Provinzial Rheinland
Patric Fedlmeier ist seit Januar 2018 Vorstandsvorsitzender des Konzerns Provinzial Rheinland. Er ist seit 2009 im Vorstand, zuletzt als stellvertretender Vorstandsvorsitzender für die Ressorts Vertrieb und IT zuständig. Diese Aufgaben behält er.
Mobiliar
Thomas Kühne ist seit Januar 2019 Leiter IT und Mitglied der Geschäftsleitung beim Allversicherer Mobiliar in Bern in der Schweiz. Er war davor IT-Leiter bei Zurich Deutschland. Der Informatiker hatte diese Aufgabe im Dezember 2017 übernommen. Zuvor verantwortete er seit 2016 als Bereichsleiter Enterprise Transformation and Services bei der Zurich Gruppe Deutschland alle Shared Services sowie Betriebsorganisation, Real Estate, Einkauf und das Druckzentrum. Seit 2017 war er zugleich auch COO des Direktversicherers der Gruppe DA Direkt.
Viridium
Martin Setzer ist seit April 2018 CIO und Mitglied des Vorstands der Viridium Gruppe. Setzer war davor bis Mitte 2017 Mitglied des Vorstands und COO der Landesbank Baden-Württemberg. Im Anschluss beriet er Unternehmen im Bereich der Digitalen Transformation und übernahm Mandate in Start-ups der Finanzindustrie (Fintechs).
HDI Global SE
Die IT und den Bereich Operations im Vorstand der HDI Global SE führt seit Juli 2018 Thomas Kuhnt. Kuhnt kam von der Unternehmensberatung McKinsey & Company.

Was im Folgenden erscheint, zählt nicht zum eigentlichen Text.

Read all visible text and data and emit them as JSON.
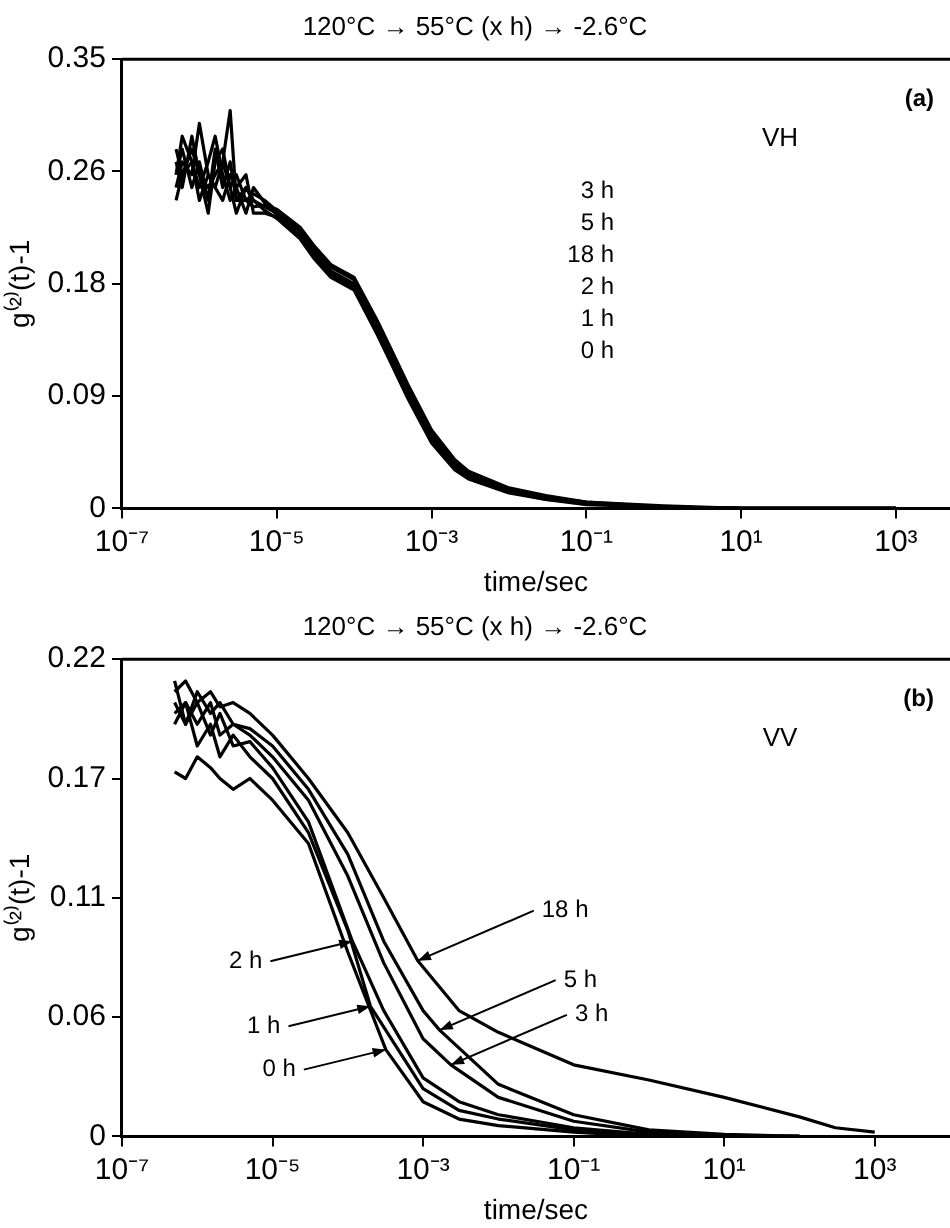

HDI Lebensversicherungs AG
Zum 1. März 2021 wechselte Dirk Böhme vom IT-Beratungshaus Silbury in den Vorstand der HDI Lebensversicherungs AG. Zugleich wird er Vorstandsmitglied der HDI Systeme AG, dem IT-Dienstleister der Talanx-Gruppe.
Zurich
Seit Frühjahr 2012 verantwortet Claudia Dill als COO (Chief Operation Officer) die IT der Sparte General Insurance beim Schweizer Konzern Zurich. Sie berichtet an Kristof Terryn, den obersten IT-Entscheider des Konzerns.
BayDit AG
Die Versicherungsgruppe die Bayerische bündelt seit Januar 2019 in der "die Bayerische Digital AG" (BayDit AG) ihre digitalen Aktivitäten. Das Unternehmen wird von einer Doppelspitze geführt: Der Vorstand besteht aus Michael Brand (l.) und Thomas Wolf. Michael Brand ist Diplom-Informatiker mit Schwerpunkt Software-Engineering und seit 1990 in der Versicherungs-IT tätig. Seit 2007 ist er Geschäftsführer der Bayerischen IT GmbH. Thomas Wolf, Diplom-Ingenieur Elektrotechnik, war von 2002 bis Oktober 2018 Vorstand der iS2 Intelligent Solution Services AG.
Süddeutsche Krankenversicherung (SDK)
Ralf Oestereich wurde im April 2019 IT-Vorstand der Süddeutsche Krankenversicherung a. G (SDK). Er ist als Vorstand für Informationstechnik für die Bereiche IT-Anwendungsentwicklung und IT-Betrieb sowie die Betriebsorganisation zuständig.